Petra paused at his desk. "You okay?"

"Fine. Just a headache."

She didn't look convinced, but she left without pushing. Petra understood boundaries. It was one of the things Marcus appreciated about her.

When the room was empty, the Slasher spoke again.

"I've taught at this school for seven years, Mr. Lopez. I've seen students who were naturals—children of families where killing was tradition. I've seen prodigies who took to violence like ducks to water." He paused. "I've never seen someone recognize Ottoman interrogation techniques on first exposure."

"Lucky guess."

"No." The Slasher's smile returned, and this time there was something hungry in it. "No, it wasn't."

He gathered his materials and walked toward the door. Paused with his hand on the frame.

"We should talk sometime. Privately. I suspect we'd have... interesting conversations."

Then he was gone, and Marcus was alone with the echoes of memories that belonged to dead men.

His head pounded.

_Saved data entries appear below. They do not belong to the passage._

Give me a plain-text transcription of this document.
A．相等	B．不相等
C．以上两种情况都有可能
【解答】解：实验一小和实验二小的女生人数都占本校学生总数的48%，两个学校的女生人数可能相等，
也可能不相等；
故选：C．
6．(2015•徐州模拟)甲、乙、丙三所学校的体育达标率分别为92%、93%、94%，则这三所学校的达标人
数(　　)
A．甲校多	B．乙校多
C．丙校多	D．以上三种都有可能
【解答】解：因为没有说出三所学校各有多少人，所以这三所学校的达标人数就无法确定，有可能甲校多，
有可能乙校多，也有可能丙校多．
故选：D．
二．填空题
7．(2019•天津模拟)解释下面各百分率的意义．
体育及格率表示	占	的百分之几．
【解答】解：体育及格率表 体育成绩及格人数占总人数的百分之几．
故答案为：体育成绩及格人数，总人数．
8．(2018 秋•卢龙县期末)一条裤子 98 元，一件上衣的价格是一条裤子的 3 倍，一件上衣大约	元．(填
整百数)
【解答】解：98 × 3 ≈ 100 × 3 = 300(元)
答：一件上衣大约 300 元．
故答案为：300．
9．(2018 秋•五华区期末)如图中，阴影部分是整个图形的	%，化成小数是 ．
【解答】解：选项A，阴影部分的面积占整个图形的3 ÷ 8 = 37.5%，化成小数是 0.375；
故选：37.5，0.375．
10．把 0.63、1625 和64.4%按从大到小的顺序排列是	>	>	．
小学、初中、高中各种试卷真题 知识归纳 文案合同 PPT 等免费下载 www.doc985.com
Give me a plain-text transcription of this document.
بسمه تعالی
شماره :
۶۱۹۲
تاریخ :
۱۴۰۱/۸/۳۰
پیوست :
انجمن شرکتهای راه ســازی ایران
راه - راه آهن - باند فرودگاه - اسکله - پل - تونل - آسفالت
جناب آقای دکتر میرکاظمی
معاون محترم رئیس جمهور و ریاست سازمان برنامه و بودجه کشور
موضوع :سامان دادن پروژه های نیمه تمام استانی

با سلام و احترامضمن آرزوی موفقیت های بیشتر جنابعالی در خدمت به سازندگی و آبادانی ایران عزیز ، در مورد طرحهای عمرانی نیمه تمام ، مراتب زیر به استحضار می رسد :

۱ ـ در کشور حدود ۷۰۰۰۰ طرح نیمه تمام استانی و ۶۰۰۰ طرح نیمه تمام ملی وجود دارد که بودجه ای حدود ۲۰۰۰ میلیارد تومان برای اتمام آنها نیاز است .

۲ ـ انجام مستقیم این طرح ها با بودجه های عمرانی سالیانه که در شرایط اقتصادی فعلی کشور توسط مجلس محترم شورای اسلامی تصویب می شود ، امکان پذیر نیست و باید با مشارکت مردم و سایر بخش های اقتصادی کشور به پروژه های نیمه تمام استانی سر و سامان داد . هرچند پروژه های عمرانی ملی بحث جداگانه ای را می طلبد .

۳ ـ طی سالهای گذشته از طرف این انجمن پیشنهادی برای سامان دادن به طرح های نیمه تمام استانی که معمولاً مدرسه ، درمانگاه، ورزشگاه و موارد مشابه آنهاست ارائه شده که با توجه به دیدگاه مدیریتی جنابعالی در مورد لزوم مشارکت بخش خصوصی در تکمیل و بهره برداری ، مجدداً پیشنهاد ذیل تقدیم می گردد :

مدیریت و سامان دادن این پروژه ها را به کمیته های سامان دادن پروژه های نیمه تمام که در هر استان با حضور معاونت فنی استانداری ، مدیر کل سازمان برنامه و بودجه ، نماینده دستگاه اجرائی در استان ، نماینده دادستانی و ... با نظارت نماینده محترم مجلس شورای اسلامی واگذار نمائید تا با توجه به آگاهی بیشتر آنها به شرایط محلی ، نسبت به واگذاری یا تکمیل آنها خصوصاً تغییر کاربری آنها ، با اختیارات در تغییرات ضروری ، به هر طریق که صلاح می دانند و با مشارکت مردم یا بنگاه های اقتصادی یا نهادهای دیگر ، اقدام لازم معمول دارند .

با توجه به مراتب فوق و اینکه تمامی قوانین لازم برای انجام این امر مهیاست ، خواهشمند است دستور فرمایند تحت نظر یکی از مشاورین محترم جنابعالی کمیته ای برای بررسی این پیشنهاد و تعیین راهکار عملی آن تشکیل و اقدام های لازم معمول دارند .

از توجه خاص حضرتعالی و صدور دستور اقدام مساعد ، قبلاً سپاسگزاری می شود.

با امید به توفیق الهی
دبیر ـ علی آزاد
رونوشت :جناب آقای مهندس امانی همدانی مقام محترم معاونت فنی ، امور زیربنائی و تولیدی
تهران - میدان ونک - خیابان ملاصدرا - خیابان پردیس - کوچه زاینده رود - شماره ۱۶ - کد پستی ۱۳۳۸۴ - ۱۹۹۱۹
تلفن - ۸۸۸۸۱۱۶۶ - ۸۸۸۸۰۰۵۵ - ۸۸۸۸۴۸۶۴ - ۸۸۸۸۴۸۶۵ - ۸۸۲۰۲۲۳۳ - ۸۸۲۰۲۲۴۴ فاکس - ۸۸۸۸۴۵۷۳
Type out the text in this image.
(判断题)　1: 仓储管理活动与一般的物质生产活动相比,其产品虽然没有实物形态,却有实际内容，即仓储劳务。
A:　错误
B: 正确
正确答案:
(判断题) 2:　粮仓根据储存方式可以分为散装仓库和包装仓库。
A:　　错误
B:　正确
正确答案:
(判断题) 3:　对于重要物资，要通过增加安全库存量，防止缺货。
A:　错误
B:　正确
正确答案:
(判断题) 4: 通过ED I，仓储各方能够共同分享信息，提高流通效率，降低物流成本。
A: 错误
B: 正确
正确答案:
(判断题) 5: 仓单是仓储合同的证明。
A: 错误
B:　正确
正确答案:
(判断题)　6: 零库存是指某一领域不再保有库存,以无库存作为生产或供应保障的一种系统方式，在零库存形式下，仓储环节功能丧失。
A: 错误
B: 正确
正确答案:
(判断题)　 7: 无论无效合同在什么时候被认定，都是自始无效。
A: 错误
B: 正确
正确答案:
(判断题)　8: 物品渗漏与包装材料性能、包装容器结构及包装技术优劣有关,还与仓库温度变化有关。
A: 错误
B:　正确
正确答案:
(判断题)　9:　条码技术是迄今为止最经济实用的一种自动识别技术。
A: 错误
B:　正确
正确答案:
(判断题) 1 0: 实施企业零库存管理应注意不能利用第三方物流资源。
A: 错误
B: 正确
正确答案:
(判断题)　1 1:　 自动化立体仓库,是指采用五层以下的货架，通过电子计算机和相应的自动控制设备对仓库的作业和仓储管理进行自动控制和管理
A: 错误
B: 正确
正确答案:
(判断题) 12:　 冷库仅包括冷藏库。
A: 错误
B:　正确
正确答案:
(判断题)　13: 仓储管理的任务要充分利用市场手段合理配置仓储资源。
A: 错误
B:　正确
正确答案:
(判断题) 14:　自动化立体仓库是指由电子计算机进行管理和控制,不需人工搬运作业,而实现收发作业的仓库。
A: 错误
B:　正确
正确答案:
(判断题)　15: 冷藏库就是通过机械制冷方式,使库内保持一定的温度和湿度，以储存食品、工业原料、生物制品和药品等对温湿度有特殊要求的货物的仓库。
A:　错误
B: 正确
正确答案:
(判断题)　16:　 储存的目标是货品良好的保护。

The double exposure—Isabella's patterns, Tahir's techniques—had pushed his brain past comfortable limits. He needed food. Rest. Time to integrate what had flooded in.

The serial killer knows something when he sees it, Marcus thought. And he just saw something.

One more observer. One more threat. One more variable in an equation that was already too complicated.

He waited until his hands stopped shaking, then walked to his next class like nothing had happened.